Après les graves incendies de mi-octobre en Galice, la sécheresse persistante reste une préoccupation majeure en Espagne, ainsi que l’extension de la bactérie Xylella Fastidiosa sur les amandiers d’Alicante.

Les pêcheurs basques de thon germon protestent contre les flottes française et irlandaise.

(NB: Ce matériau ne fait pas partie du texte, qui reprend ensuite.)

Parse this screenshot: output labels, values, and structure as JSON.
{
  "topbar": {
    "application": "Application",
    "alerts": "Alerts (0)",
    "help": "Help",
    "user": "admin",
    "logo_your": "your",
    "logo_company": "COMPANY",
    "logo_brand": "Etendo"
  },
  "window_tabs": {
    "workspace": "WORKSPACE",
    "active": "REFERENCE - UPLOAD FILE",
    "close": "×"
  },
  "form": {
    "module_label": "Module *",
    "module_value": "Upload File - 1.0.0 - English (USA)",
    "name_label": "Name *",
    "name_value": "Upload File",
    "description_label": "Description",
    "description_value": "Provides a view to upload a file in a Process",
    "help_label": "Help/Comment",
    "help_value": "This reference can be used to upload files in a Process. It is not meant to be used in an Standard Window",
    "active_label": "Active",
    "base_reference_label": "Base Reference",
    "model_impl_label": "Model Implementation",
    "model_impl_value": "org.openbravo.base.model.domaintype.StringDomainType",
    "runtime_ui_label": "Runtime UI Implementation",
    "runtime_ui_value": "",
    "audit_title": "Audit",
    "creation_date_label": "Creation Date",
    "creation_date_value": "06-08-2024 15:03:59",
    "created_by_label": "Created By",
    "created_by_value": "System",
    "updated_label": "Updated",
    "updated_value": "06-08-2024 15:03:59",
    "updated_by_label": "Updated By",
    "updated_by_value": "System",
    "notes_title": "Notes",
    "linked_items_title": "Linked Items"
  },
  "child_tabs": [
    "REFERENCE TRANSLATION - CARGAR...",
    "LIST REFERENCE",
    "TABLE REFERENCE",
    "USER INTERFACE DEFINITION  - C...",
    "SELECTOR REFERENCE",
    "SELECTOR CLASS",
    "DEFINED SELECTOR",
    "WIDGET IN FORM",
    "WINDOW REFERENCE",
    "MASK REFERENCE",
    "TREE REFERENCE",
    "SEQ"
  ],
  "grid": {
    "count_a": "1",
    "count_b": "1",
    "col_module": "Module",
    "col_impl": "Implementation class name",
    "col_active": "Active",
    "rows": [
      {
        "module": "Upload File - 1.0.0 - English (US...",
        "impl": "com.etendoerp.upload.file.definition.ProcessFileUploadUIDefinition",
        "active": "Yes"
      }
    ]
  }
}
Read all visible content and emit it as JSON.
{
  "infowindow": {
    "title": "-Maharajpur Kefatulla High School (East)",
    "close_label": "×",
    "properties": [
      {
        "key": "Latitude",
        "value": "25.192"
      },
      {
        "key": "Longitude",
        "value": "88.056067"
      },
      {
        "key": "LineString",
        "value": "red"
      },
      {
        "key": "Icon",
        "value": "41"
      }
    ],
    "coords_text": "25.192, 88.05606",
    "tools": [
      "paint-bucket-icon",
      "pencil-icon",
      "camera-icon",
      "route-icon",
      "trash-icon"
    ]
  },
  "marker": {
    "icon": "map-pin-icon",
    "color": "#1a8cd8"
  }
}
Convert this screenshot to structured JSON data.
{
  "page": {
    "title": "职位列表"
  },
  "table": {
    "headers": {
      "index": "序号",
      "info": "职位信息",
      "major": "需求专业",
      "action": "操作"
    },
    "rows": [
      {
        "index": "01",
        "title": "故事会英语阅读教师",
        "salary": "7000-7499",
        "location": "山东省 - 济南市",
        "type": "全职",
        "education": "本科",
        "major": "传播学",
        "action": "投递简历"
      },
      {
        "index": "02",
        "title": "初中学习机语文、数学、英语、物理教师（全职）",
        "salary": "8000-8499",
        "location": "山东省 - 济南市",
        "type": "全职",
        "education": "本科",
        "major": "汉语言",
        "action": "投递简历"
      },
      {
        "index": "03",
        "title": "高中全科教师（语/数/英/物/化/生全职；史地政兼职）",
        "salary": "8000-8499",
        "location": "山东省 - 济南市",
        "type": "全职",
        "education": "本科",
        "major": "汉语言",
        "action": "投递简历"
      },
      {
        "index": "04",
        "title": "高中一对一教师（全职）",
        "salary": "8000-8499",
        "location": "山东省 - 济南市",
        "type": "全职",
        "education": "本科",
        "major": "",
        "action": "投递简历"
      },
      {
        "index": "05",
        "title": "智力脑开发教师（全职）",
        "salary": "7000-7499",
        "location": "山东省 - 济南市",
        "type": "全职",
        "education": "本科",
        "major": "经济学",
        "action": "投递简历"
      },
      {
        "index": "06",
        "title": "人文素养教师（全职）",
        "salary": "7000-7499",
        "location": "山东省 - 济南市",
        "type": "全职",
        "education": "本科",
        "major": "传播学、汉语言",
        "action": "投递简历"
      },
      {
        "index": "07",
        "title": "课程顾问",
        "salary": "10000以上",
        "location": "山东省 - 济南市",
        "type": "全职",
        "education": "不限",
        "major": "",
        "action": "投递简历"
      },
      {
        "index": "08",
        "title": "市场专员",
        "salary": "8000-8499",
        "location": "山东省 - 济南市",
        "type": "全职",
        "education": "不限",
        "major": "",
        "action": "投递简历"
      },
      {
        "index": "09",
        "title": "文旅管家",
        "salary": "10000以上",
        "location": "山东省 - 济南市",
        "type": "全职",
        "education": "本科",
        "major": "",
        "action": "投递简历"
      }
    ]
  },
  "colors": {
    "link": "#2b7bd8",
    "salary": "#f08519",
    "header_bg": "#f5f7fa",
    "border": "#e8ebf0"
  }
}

Crise catalane et agriculture

Les organisations professionnelles agricoles catalanes, favorables à l’auto-détermination, ne craignent pas l’indépendance, même si celle-ci les privait, à terme, des aides de la PAC. Depuis le début de la crise, les principales organisations professionnelles agricoles de Catalogne, Unió de Pagesos et JARC-COAG, se sont mobilisées pour soutenir non pas l’indépendance mais « le processus d’auto-détermination et la défense de la liberté et de la démocratie », et n’ont pas manqué une occasion de le montrer (manifestations d’agriculteurs et défilés de tracteurs lors du référendum du 1er octobre, grève du 3 octobre, etc.). Toutefois, le spectre de la perte des aides PAC (représentant aujourd’hui entre 25 et 30% des revenus agricoles), qu’une éventuelle sécession provoquerait, ne semble pas inquiéter les agriculteurs catalans. Dans cette hypothèse, le syndicat majoritaire Unió de Pagesos (qui compterait près de 10 000 membres) a rappelé que la Catalogne est contributeur net au budget de la PAC. Il reconnait qu’une sortie du marché communautaire serait « suicidaire » pour l’agriculture catalane qui exporte 75% de ses produits vers l’UE. Il mise toutefois sur la négociation d’un accord commercial avec l’UE (sur le modèle Norvège-Islande-Suisse-Lichtenstein) et reste persuadé que les agriculteurs catalans sauraient trouver des débouchés alternatifs (marchés russe et chinois notamment) s’ils devaient vivre dos à l’Espagne et hors du marché communautaire. Par ailleurs, le syndicat compte sur le réinvestissement dans l’agriculture catalane des 2 Md€ nets que la région verse chaque année au budget espagnol. Les deux syndicats sont convaincus que l’UE n’abandonnera pas les agriculteurs catalans du jour au lendemain et sont confiants dans le maintien des aides PAC jusqu’en 2020.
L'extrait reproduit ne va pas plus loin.